Radiological response by RECIST after 3 weeks of treatment (stable disease/partial response vs. progressive disease) did not significantly correlate with survival (p=0.1) and showed borderline significance after 6 weeks of treatment (p=0.048).
K^psshowed a median decrease of 32% (IQR -60% to +26%) after 3 weeks (p=0.09), but did not correlate with TTP and overall survival (p=0.5, p=0.9).
Residual SUV and F after 3 weeks of treatment predicted TTP (p=0.001, p=0.029) and survival (p=0.02, p=0.039).
At baseline and after treatment, no significant correlations were found between MRI derived parameter K^ps and PET derived parameters F and SUV, as well as between SUV and F (pearson correlation coefficient, p>0.1).
Conclusion:
¹⁸FDG-PET and H₂¹⁵O-PET seem valuable biomarkers in monitoring early response to antiangiogenic treatment in patients with NSCLC.

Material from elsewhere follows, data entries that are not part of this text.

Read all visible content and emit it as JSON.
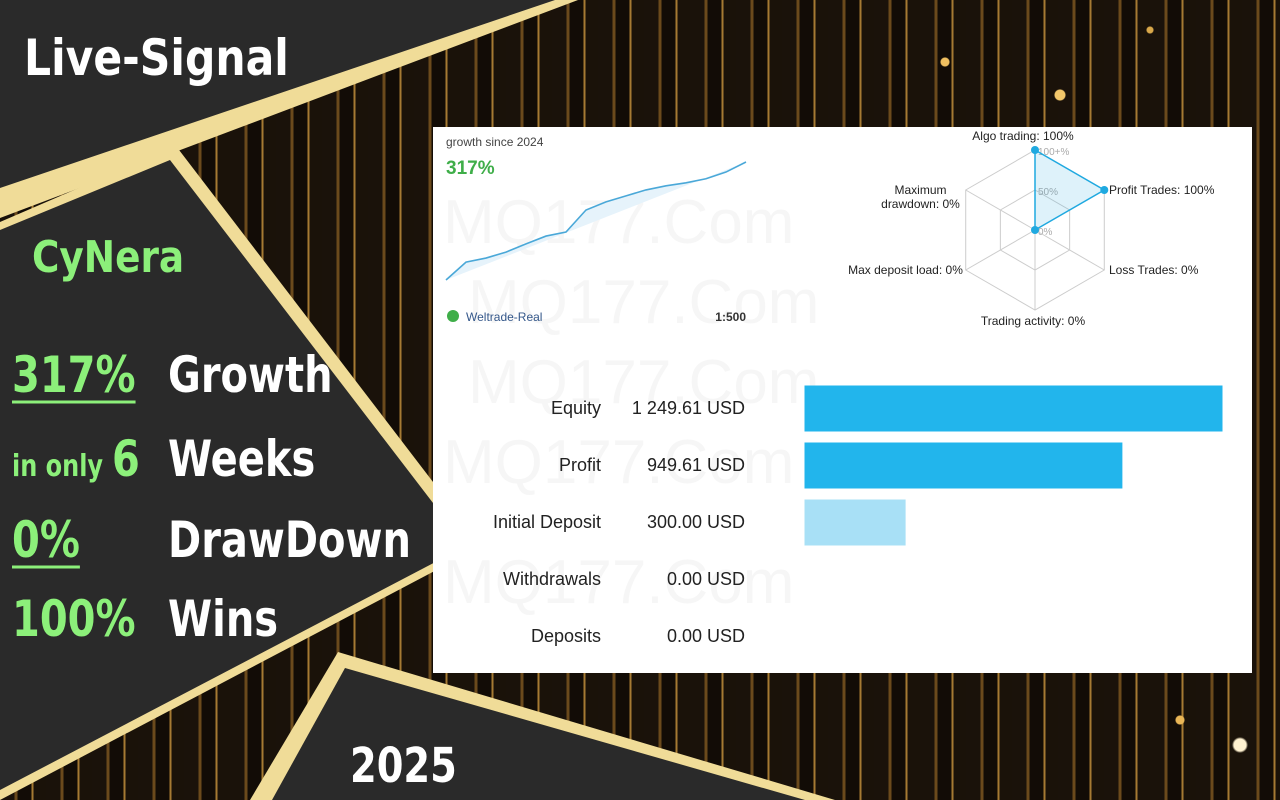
{
  "banner": {
    "title": "Live-Signal",
    "name": "CyNera",
    "stats": [
      {
        "value": "317%",
        "label": "Growth"
      },
      {
        "prefix": "in only",
        "value": "6",
        "label": "Weeks"
      },
      {
        "value": "0%",
        "label": "DrawDown"
      },
      {
        "value": "100%",
        "label": "Wins"
      }
    ],
    "year": "2025"
  },
  "watermark": "MQ177.Com",
  "chart_data": [
    {
      "type": "line",
      "title": "growth since 2024",
      "subtitle": "317%",
      "broker": "Weltrade-Real",
      "leverage": "1:500",
      "color": "#4aa8d8",
      "values": [
        0,
        48,
        59,
        75,
        97,
        118,
        129,
        188,
        210,
        226,
        242,
        253,
        261,
        272,
        290,
        317
      ]
    },
    {
      "type": "radar",
      "color": "#1fa9e0",
      "categories": [
        "Algo trading: 100%",
        "Profit Trades: 100%",
        "Loss Trades: 0%",
        "Trading activity: 0%",
        "Max deposit load: 0%",
        "Maximum drawdown: 0%"
      ],
      "values": [
        100,
        100,
        0,
        0,
        0,
        0
      ],
      "rlim": [
        0,
        100
      ],
      "rticks": [
        {
          "value": 0,
          "label": "0%"
        },
        {
          "value": 50,
          "label": "50%"
        },
        {
          "value": 100,
          "label": "100+%"
        }
      ]
    },
    {
      "type": "bar",
      "orientation": "horizontal",
      "categories": [
        "Equity",
        "Profit",
        "Initial Deposit",
        "Withdrawals",
        "Deposits"
      ],
      "values": [
        1249.61,
        949.61,
        300,
        0,
        0
      ],
      "value_labels": [
        "1 249.61 USD",
        "949.61 USD",
        "300.00 USD",
        "0.00 USD",
        "0.00 USD"
      ],
      "colors": [
        "#22b5ec",
        "#22b5ec",
        "#a8e0f6",
        "#a8d8ee",
        "#a8d8ee"
      ]
    }
  ]
}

DCE-MRI derived K^ps reflected treatment effect, but was not predictive of patient outcome.
The lack of correlation between glucose metabolism and perfusion, as measured with PET, indicates that both have independent prognostic value. Multivariate analysis can only be done in a larger sample. Therefore, these results should be confirmed in a prospective study.